Financial Stability Board Pinpoints 4 Key Areas Crypto Needs to Clean Up
The Financial Stability Board (FSB) has warned that in the future, crypto-asset markets could disrupt the security of financial markets. The organization plans to closely monitor the development.
Today, in an update to their previous commentary and reporting on crypto-asset markets, the Financial Stability Board (FSB) released a report titled, “Crypto-asset markets: Potential Channels for Future Financial Stability Implications.”
The FSB describes itself as:
“[…] an international body that monitors and makes recommendations about the global financial system.”
The organization prefers to use the term “crypto-assets” instead of “cryptocurrencies,” as they believe current cryptocurrencies do not effectively function as money — they are too volatile and unreliable as a store of value.
Key Areas of Concern
The FSB expressed concerns over broader issues like consumer and investor protections, regulations, market integrity, and fraud. The organization feels that a close eye should be kept on crypto-asset price volatility.
On January 8th 2018, the combined market capitalization of crypto-assets peaked at an estimated $830 billion — of which approximately 35% was attributable to Bitcoin. This later dropped to just above $210 billion as of 4 October 2018.
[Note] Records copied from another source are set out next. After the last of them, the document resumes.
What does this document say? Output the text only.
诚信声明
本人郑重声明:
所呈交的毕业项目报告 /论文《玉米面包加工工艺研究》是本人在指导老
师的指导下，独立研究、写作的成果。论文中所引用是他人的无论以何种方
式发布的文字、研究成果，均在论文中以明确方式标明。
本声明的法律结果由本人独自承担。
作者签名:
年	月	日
As most regulatory and government-backed organizations like to do, the FSB also focused on the possibility of crypto-assets to provide a pathway for those looking to commit fraud, finance illicit activities, and evade sanctions and taxes.
The report further warns that these “[…] problems are exacerbated when crypto-assets are not backed by an accountable entity that can be bound by regulation and held responsible for potential breaches of regulation.”
Crypto-Asset Market Instability
In the event of widespread cryptocurrency adoption and use, the FSB outlined four crucial areas as potential points of risk that if left unaddressed could lead to financial instability within crypto and traditional markets.
The report noted that market liquidity would remain a risk as long as “ownership of crypto-assets” remained “concentrated among relatively few market participants.”
From their point of view, this lack of spread in cryptocurrency ownership limits liquidity, market depth, and the ability for the overall market to sustain larger trading volumes. Illiquidity and the potential for manipulation on unregulated exchanges were also mentioned as persistent threats.
Too Much Volatility
Volatility and leveraging risks also made the list. One statistic highlighted in the report noted, “[…] the price volatility of the top two crypto-assets by market capitalization was between six and thirteen times higher than that of the euro, gold and the S&P 500 as of 4 October 2018.” The FSB believes if the issue of volatility is not resolved, investors and those wishing to use cryptocurrency as money will encounter significant difficulty using them for “payments or settlement.”
The FSB also called for more meaningful regulation of crypto-assets. One survey estimated that “nearly 20% of crypto-asset owners used debt to finance purchases,” and trading on margin is readily available to novice investors on a range of crypto-asset exchanges.
Technological and operational risks formed the fourth area of focus. This category drew sharp criticism regarding the lack of governance, regulation and security protocols that would prevent exchange hacks and capital loss for investors.
Fortunately, There’s a Light at the End of the Tunnel
While the report provided a clear, bird’s-eye view of all the problems currently plaguing the cryptocurrency market, the FBS believes that for the time being, the “risks to global financial stability are not significant at present, given the limited size of crypto-asset markets relative to other financial markets”
The report also seemed to suggest that in the event of a total market implosion, traditional markets would be shielded from shrapnel as “the limited interconnectedness between crypto-asset markets and the regulated financial system.”
The FBS report concluded by acknowledging that there are many benefits to distributed ledger technology (DLT). They also remarked that crypto-assets could possibly function as money in the future, but comprehensive regulatory frameworks and investor protections will need to be put in place.